The group’s movement starts to slow, and Super Snook senses that they have arrived at a good spot to spend the night, lying off to the side of a small cut close to the North Carolina/South Carolina border. They will spend the next six hours here, noses pointed eastward, into the newly flooding incoming tide, picking off the occasional pilchard and threadfin herring, as the Atlantic breathes new life into the coffee-colored waters of the Intra Coastal Waterway. So it is, as it has been, for thousands of years, the endless rhythm of the tide, as it switches directions every six hours, ebbing and flooding, waxing and waning to the cycles of the moon, as the gold and silver orb rises and sets, in an ever-repeating, omnipresent power play, effortlessly moving millions of gallons of water a second. To the Silver Raiders, and the huge, sleek snook, the cycle of tidal flow is comforting and familiar. It is their life’s force timepiece, the likes of which controls and regulates their every move. But for now Super Snook and Stoney are content to let the clear water of the Atlantic flood past them, and they turn their thoughts to a much less complicated existence, the business of survival. For the next six hours they will swim into the flooding tide, waiting for the first rays of sunlight to bring in a new day. It is during the first light of day, Super Snook and his silver scaled friends will greedily gorge themselves on vast shoals of anchovies sweeping past them, carried inshore by the final hours of the flood tide. It is during this feeding frenzy that a few adventurous “Pro Anglers”, (Super hates the term), will pretentiously presume to trick some fish into inhaling a casted top water lure. “Ha! Look Out, SS, Stoney exclaims, one of those black and white fake fish almost snagged your tail!” “They have got to be kidding, they really think I’m would eat that stupid chunk of plastic with all those treble hooks?” “Stoney, hang on, watch this!”

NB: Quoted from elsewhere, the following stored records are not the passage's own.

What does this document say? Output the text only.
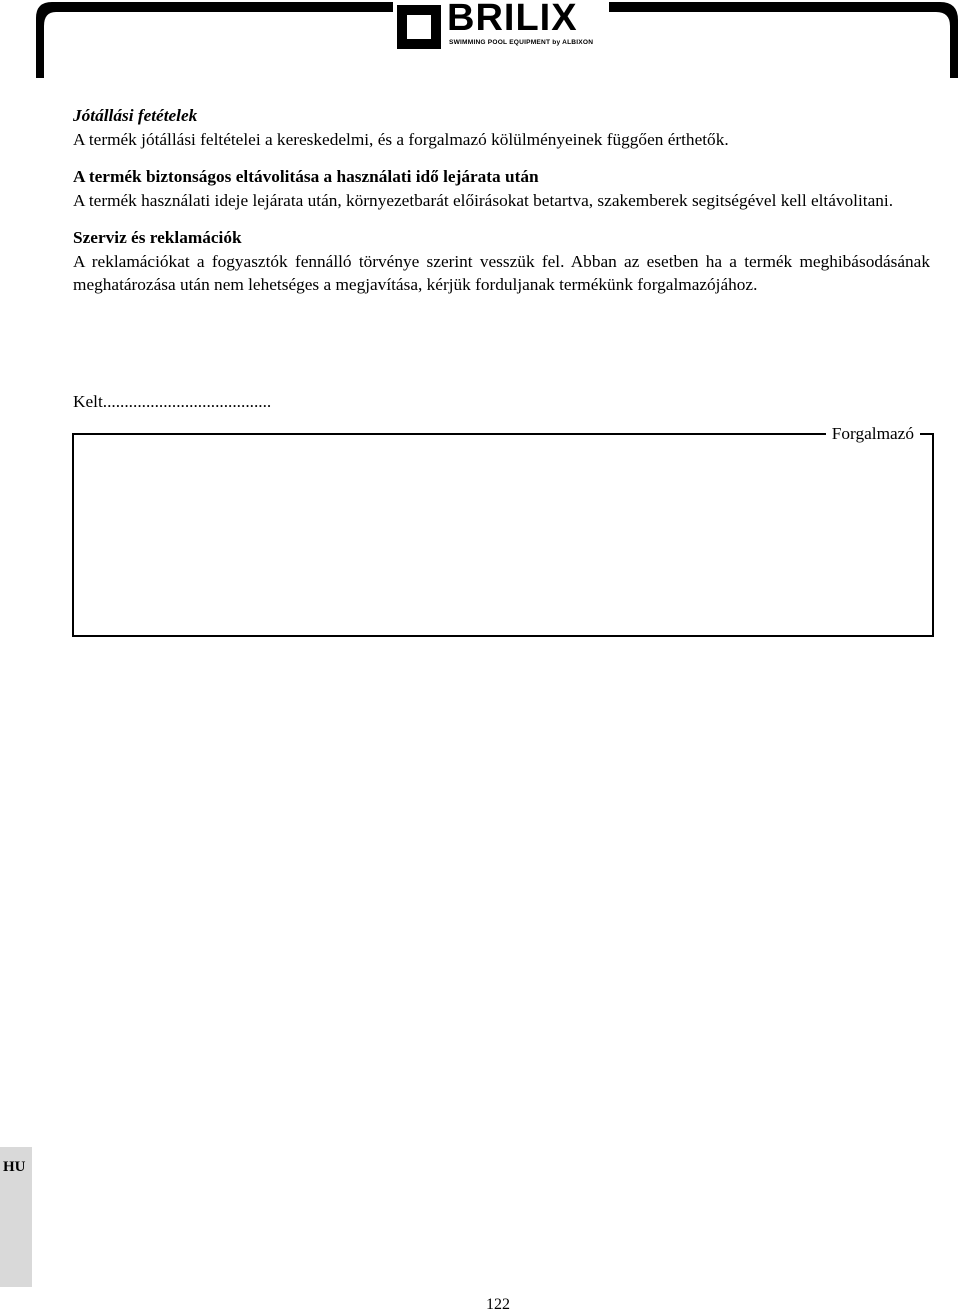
BRILIX
SWIMMING POOL EQUIPMENT by ALBIXON
Jótállási fetételek

A termék jótállási feltételei a kereskedelmi, és a forgalmazó kölülményeinek függően érthetők.

A termék biztonságos eltávolitása a használati idő lejárata után

A termék használati ideje lejárata után, környezetbarát előirásokat betartva, szakemberek segitségével kell eltávolitani.

Szerviz és reklamációk

A reklamációkat a fogyasztók fennálló törvénye szerint vesszük fel. Abban az esetben ha a termék meghibásodásának meghatározása után nem lehetséges a megjavítása, kérjük forduljanak termékünk forgalmazójához.

Kelt.......................................
Forgalmazó
HU
122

Super Snook spins on his tail, grabbing one tine of the last treble hook in his powerful jaws, barely holding onto the curved portion of the hook, he kicks his fantail sharply side to side, and makes a lateral run along the bottom of the shallow inlet. His acceleration is impressive, as he burns off a hundred yards of dangerously strong and thin fishing line, in mere seconds. One pronounced headshake, and he drops the lure and swims confidently back to a comfortable position behind the lead tarpon.
“Man, what the heck was that!” the resident expert angler exclaims, “Musta been something big, the way it burned drag!” he says, looking around and then reaching for something to cool his burning thumb as well.
It was all over in a matter of seconds. Super Snook blew bubbles and chuckled as he now swam lazily with the gentle current, a barrage of lures pelting the water behind him, as a half-dozen, adrenalin charged anglers pathetically attempt to fool another fish into another bite, unaware that they are being played as fools in a pawn’s game of survival.
“Enough, time to move out!” the Ole Lady is ready to take up the lead again, as her years of wisdom and knowledge guide her entourage southward, and closer to the promise of the warmer fertile waters of the Florida East Coast.